Le résultat est sidérant. Certes, le film est long, il faut fournir un effort pour y entrer et y adhérer. Le réalisateur semble d'ailleurs le savoir, car il agrémente le film d'un compte à rebours (qui permet de nous rappeler qu'on approche de la fin et qu'il faut encore s'accrocher) et les parties, elles aussi, sont de plus en plus courtes. Mais une fois qu'on entre dans cet univers, on assiste à une expérience (voire une expérimentation) de cinéma. On sent l'absence de mise en scène, on sait qu'il n'y a pas d'histoire à proprement parler, seulement à partir d'un moment, un thème majeur apparaît, s'extrait de tout ce flot de paroles : les femmes dans la société irannienne.Il y a l'héroïne bien sûr, celle qui tente de mener sa barque (ici sa voiture) au milieu de la ville, qui est divorcée, qui travaille, qui n'a pas la garde de son enfant. Elle représente bien évidemment la modernité. Ensuite il y a les amies qui représentent la tradition : celle, par exemple, qui s'est mise à prier, non par croyance en Dieu, mais parce qu'elle aimerait bien que certains de ses rêves s'accomplissent. Il y a aussi celle qui est hors de la société (du moins apparemment) ; une prostituée… Seul non-femme : le fils. Personnage finalement terrible et qui incarne la vision pessimiste du réalisateur : on sent qu'il deviendra finalement comme son père, qu'il souhaitera avoir une femme à la maison, qui ne travaille pas et qui passera son temps à lui préparer à manger…

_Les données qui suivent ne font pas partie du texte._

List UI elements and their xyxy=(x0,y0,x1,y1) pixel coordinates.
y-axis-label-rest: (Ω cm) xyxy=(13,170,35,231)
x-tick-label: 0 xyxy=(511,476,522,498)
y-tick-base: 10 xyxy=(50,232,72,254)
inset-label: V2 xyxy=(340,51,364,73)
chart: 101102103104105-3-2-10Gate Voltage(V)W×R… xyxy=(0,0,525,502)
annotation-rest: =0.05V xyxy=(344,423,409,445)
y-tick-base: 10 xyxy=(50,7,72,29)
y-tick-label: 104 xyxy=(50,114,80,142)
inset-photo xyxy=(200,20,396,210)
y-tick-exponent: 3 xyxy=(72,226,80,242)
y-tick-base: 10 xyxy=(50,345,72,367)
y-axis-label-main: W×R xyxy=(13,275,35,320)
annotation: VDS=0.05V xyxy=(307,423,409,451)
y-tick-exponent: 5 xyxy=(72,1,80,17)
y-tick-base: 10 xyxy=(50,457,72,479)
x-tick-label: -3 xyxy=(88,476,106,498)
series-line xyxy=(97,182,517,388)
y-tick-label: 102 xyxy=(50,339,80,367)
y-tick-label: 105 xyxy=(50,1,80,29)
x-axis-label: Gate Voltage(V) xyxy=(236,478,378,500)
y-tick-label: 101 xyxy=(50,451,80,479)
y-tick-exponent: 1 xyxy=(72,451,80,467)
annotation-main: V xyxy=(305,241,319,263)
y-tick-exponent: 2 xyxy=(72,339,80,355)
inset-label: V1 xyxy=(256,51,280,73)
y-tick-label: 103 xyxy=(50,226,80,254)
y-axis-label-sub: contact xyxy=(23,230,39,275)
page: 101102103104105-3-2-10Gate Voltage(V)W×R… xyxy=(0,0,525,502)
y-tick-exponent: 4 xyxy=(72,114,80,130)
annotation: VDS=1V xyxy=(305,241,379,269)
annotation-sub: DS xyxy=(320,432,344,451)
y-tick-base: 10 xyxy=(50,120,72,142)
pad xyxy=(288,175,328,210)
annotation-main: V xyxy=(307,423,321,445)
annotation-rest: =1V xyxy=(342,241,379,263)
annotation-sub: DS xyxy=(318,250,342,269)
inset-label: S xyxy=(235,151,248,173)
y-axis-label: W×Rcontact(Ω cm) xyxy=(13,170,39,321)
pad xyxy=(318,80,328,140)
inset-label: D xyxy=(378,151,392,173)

Mais le plus fort, c'est que toute cette histoire n'est pas visible d'une manière frontale. Le spectateur doit fournir un effort pour isoler les thèmes et découvrir ce que tout cela veut dire. Il fait un peu une auto-psychanalyse : qu'est-ce que je vois, qu'est-ce que je ressens, et finalement, qu'est-ce que tout cela veut dire. Pas de violence dramatique dans le film, pas de retournement de situation ou autres " violences " créées finalement par la main du dieu Réalisateur. Non, rien de tel. Ce serait plutôt la lenteur et la douceur d'une photo qui se révèle dans le bain du photographe…
Etonnant.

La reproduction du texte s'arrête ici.